[Pacemaker] Pacemaker very often STONITHs other node

Mon Dec 9 10:34:10 UTC 2013

> Hello,
>
> Still did not receive any hints from you. And you are definitely my 
> only hope before I switch to Proxmox or (even worse) some commercial 
> stuff.
>
> At least can you tell mi if mode 4 could cause trouble with Corosync?
>
> Thanks!
>
According to your logs, posted before, the reason was:

Nov 23 15:18:50 rivendell-B lrmd: [9526]: WARN: XEN-acsystemy01:stop 
process (PID 20760) timed out (try 1).  Killing with signal SIGTERM (15).
Nov 23 15:18:50 rivendell-B lrmd: [9526]: WARN: operation stop[115] on 
XEN-acsystemy01 for client 9529: pid 20760 timed out
Nov 23 15:18:50 rivendell-B crmd: [9529]: ERROR: process_lrm_event: LRM 
operation XEN-acsystemy01_stop_0 (115) Timed Out (timeout=240000ms)
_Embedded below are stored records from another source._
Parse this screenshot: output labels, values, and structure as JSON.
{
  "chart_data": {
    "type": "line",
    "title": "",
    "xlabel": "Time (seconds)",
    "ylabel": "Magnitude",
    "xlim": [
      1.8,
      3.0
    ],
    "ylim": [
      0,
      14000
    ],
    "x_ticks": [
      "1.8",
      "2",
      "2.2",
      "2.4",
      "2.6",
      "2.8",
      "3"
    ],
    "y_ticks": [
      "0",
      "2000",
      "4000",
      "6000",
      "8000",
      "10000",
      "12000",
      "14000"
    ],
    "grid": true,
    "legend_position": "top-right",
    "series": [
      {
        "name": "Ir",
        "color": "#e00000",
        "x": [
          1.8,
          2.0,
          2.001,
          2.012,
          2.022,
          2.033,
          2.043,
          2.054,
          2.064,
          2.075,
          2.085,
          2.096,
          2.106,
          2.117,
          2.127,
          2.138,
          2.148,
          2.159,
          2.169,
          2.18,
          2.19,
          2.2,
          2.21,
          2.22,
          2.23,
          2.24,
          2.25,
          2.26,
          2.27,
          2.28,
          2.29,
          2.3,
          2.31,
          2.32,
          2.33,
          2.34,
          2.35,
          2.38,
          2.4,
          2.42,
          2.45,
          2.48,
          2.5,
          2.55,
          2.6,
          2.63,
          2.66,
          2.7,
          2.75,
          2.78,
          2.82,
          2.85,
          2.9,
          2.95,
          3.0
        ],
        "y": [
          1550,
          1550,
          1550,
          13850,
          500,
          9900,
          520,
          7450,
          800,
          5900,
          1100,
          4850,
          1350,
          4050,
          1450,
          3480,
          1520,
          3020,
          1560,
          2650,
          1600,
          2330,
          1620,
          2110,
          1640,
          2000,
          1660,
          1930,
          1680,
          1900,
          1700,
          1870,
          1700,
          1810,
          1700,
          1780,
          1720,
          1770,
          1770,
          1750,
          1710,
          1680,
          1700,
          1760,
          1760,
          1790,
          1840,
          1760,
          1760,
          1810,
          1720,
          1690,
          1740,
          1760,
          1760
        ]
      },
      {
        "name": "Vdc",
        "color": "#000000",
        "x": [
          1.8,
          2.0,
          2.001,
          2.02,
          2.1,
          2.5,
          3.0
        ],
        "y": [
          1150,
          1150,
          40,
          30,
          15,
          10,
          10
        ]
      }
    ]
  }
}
Then rivendell-A did its job:

Nov 23 15:18:45 rivendell-A crmd: [8840]: WARN: status_from_rc: Action 
117 (XEN-acsystemy01_stop_0) on rivendell-B failed (target: 0 vs. rc: 
-2): Error
Nov 23 15:18:45 rivendell-A crmd: [8840]: WARN: update_failcount: 
Updating failcount for XEN-acsystemy01 on rivendell-B after failed stop: 
rc=-2 (update=INFINITY, time=1385216325)
Nov 23 15:18:45 rivendell-A crmd: [8840]: info: abort_transition_graph: 
match_graph_event:277 - Triggered transition abort (complete=0, 
tag=lrm_rsc_op, id=XEN-acsystemy01_last_failure_0, 
magic=2:-2;117:5105:0:e3a546ba-30f9-4d69-803a-d27b
0ef626c4, cib=0.3259.139) : Event failed
Nov 23 15:18:45 rivendell-A crmd: [8840]: notice: run_graph: ==== 
Transition 5105 (Complete=11, Pending=0, Fired=0, Skipped=28, 
Incomplete=2, Source=/var/lib/pengine/pe-input-69.bz2): Stopped
Nov 23 15:18:45 rivendell-A crmd: [8840]: notice: do_state_transition: 
State transition S_TRANSITION_ENGINE -> S_POLICY_ENGINE [ 
input=I_PE_CALC cause=C_FSA_INTERNAL origin=notify_crmd ]
Nov 23 15:18:45 rivendell-A pengine: [8839]: notice: unpack_config: On 
loss of CCM Quorum: Ignore
Nov 23 15:18:45 rivendell-A pengine: [8839]: WARN: unpack_rsc_op: 
Processing failed op primitive-LVM:1_last_failure_0 on rivendell-B: not 
running (7)
Nov 23 15:18:45 rivendell-A pengine: [8839]: WARN: unpack_rsc_op: 
Processing failed op XEN-acsystemy01_last_failure_0 on rivendell-B: 
unknown exec error (-2)
Nov 23 15:18:45 rivendell-A pengine: [8839]: WARN: pe_fence_node: Node 
rivendell-B will be fenced to recover from resource failure(s)
Nov 23 15:18:45 rivendell-A pengine: [8839]: notice: 
common_apply_stickiness: clone-LVM can fail 999999 more times on 
rivendell-B before being forced off
Nov 23 15:18:45 rivendell-A pengine: [8839]: notice: 
common_apply_stickiness: clone-LVM can fail 999999 more times on 
rivendell-B before being forced off
Nov 23 15:18:45 rivendell-A pengine: [8839]: WARN: stage6: Scheduling 
Node rivendell-B for STONITH

So, what happens? :)
Rivendell-B tried to stop XEN-acsystemy01, but couldn't do that due to 
time out of operation. Failure on stop operation is fatal by default and 
leading to stonith.
Rivendell-A caught this and fence rivendell-B.
You also have got some other problems, like clone-LVM not running (but 
it is'nt fatal).

I think your servers is overloaded due to one DRBD for all VM's. You 
must increase timeout of operations or do something with cluster 
configuration.
As for me, i use configuration with one drbd per virtual machine drive, 
moderated timeouts and 802.3ad bonding configuration without problems.